🤖 AI Summary
This work addresses the challenge of fine-grained spatiotemporal understanding and generation in long-duration videos, targeting three core tasks: multimodal temporal retrieval (TR), spatiotemporal grounding (STG), and video question answering (Video QA). We propose an end-to-end fine-grained spatiotemporal localization architecture, introduce VUE-STG—a high-quality long-context benchmark for STG—and upgrade VUE-TR-V2. To enable rigorous evaluation, we devise a joint vIoU/tIoU-Intersection metric supporting both spatiotemporal grounding and cross-modal temporal reasoning. Our method leverages large multimodal models to achieve text-driven precise spatiotemporal localization and multi-turn video QA. Experiments demonstrate substantial improvements over closed-source models—including Gemini 3 Pro and GPT-5—on VUE-TR-V2 and VUE-STG, while matching state-of-the-art open-source models of comparable scale on Video QA. The framework establishes a scalable, high-precision foundation for multimodal video reasoning, with direct applicability to complex video editing and other downstream tasks.
📝 Abstract
Video has emerged as the primary medium for communication and creativity on the Internet, driving strong demand for scalable, high-quality video production. Vidi models continue to evolve toward next-generation video creation and have achieved state-of-the-art performance in multimodal temporal retrieval (TR). In its second release, Vidi2 advances video understanding with fine-grained spatio-temporal grounding (STG) and extends its capability to video question answering (Video QA), enabling comprehensive multimodal reasoning. Given a text query, Vidi2 can identify not only the corresponding timestamps but also the bounding boxes of target objects within the output time ranges. This end-to-end spatio-temporal grounding capability enables potential applications in complex editing scenarios, such as plot or character understanding, automatic multi-view switching, and intelligent, composition-aware reframing and cropping. To enable comprehensive evaluation of STG in practical settings, we introduce a new benchmark, VUE-STG, which offers four key improvements over existing STG datasets: 1) Video duration: spans from roughly 10s to 30 mins, enabling long-context reasoning; 2) Query format: queries are mostly converted into noun phrases while preserving sentence-level expressiveness; 3) Annotation quality: all ground-truth time ranges and bounding boxes are manually annotated with high accuracy; 4) Evaluation metric: a refined vIoU/tIoU/vIoU-Intersection scheme.
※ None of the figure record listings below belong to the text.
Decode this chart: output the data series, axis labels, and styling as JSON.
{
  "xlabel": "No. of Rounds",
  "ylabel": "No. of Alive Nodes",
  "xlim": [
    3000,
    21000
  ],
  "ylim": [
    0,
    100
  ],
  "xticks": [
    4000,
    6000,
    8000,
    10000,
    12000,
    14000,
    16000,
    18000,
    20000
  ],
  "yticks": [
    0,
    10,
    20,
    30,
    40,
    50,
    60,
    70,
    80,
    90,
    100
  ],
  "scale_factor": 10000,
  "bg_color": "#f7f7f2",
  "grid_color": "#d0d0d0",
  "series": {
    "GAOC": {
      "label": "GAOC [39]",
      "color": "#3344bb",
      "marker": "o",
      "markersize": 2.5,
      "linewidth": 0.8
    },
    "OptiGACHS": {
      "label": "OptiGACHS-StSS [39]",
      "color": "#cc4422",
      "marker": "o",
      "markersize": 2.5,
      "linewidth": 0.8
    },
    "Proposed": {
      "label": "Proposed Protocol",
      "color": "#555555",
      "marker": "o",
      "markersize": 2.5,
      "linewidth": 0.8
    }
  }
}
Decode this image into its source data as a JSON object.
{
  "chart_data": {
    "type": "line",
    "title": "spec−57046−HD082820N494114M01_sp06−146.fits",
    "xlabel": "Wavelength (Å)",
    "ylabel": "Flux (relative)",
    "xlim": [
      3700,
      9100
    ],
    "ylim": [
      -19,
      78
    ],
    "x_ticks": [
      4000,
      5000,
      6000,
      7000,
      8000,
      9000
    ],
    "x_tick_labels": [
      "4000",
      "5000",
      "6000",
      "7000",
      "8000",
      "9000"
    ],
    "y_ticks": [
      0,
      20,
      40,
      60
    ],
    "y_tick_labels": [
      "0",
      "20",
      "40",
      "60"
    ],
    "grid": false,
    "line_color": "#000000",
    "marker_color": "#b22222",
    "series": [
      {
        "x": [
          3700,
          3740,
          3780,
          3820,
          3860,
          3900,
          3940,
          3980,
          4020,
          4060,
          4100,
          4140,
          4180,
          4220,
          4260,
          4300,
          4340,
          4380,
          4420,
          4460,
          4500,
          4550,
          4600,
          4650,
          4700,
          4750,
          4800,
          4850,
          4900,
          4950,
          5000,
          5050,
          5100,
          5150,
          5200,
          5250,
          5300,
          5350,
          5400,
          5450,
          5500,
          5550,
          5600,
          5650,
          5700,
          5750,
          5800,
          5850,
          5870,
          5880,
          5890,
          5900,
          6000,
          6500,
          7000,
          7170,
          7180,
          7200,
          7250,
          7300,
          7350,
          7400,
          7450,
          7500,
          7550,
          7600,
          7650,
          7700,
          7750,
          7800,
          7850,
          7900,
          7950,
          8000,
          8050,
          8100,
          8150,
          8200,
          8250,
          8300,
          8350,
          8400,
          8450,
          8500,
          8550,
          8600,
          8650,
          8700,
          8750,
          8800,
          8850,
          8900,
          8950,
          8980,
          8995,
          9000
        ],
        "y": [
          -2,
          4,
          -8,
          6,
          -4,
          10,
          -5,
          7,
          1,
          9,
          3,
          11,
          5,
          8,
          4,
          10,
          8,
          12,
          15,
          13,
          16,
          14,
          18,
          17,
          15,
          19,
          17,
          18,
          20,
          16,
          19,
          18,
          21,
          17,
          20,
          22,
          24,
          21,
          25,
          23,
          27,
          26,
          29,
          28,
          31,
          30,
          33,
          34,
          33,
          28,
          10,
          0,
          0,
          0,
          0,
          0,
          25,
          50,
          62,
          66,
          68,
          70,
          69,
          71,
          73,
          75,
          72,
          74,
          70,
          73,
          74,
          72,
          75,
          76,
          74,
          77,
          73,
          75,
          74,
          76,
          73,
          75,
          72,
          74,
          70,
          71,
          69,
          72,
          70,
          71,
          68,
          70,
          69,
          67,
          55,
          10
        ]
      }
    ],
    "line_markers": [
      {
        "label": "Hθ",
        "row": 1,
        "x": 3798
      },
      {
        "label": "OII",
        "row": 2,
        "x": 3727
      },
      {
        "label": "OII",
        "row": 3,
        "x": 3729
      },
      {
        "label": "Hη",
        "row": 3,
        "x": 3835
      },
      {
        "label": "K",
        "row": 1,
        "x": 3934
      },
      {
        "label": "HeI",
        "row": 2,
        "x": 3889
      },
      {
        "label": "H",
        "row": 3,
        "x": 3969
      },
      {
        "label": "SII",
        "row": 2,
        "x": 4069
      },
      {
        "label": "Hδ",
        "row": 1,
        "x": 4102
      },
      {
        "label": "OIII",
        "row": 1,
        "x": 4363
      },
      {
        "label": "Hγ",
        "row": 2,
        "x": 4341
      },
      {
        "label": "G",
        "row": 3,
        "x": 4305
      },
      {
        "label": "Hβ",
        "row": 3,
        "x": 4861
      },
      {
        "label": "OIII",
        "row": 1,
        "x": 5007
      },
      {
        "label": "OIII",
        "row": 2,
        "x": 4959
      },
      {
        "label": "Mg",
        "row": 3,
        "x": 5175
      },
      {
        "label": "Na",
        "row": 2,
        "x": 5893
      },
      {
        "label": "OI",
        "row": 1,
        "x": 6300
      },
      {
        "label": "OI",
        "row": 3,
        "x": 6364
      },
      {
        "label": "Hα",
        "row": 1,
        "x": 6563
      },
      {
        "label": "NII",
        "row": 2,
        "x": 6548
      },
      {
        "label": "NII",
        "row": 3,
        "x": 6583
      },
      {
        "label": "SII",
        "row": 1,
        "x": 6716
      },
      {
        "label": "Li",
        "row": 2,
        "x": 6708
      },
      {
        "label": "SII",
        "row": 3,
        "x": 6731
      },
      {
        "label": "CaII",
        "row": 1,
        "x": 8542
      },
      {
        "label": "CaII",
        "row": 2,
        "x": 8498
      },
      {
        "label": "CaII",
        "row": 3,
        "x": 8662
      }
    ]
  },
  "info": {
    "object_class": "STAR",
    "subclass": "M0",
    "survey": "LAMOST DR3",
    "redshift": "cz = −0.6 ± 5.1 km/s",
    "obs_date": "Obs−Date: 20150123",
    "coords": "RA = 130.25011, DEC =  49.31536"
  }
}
In addition, we upgrade the previous VUE-TR benchmark to VUE-TR-V2, achieving a more balanced video-length distribution and more user-style queries. Remarkably, the Vidi2 model substantially outperforms leading proprietary systems, such as Gemini 3 Pro (Preview) and GPT-5, on both VUE-TR-V2 and VUE-STG, while achieving competitive results with popular open-source models with similar scale on video QA benchmarks.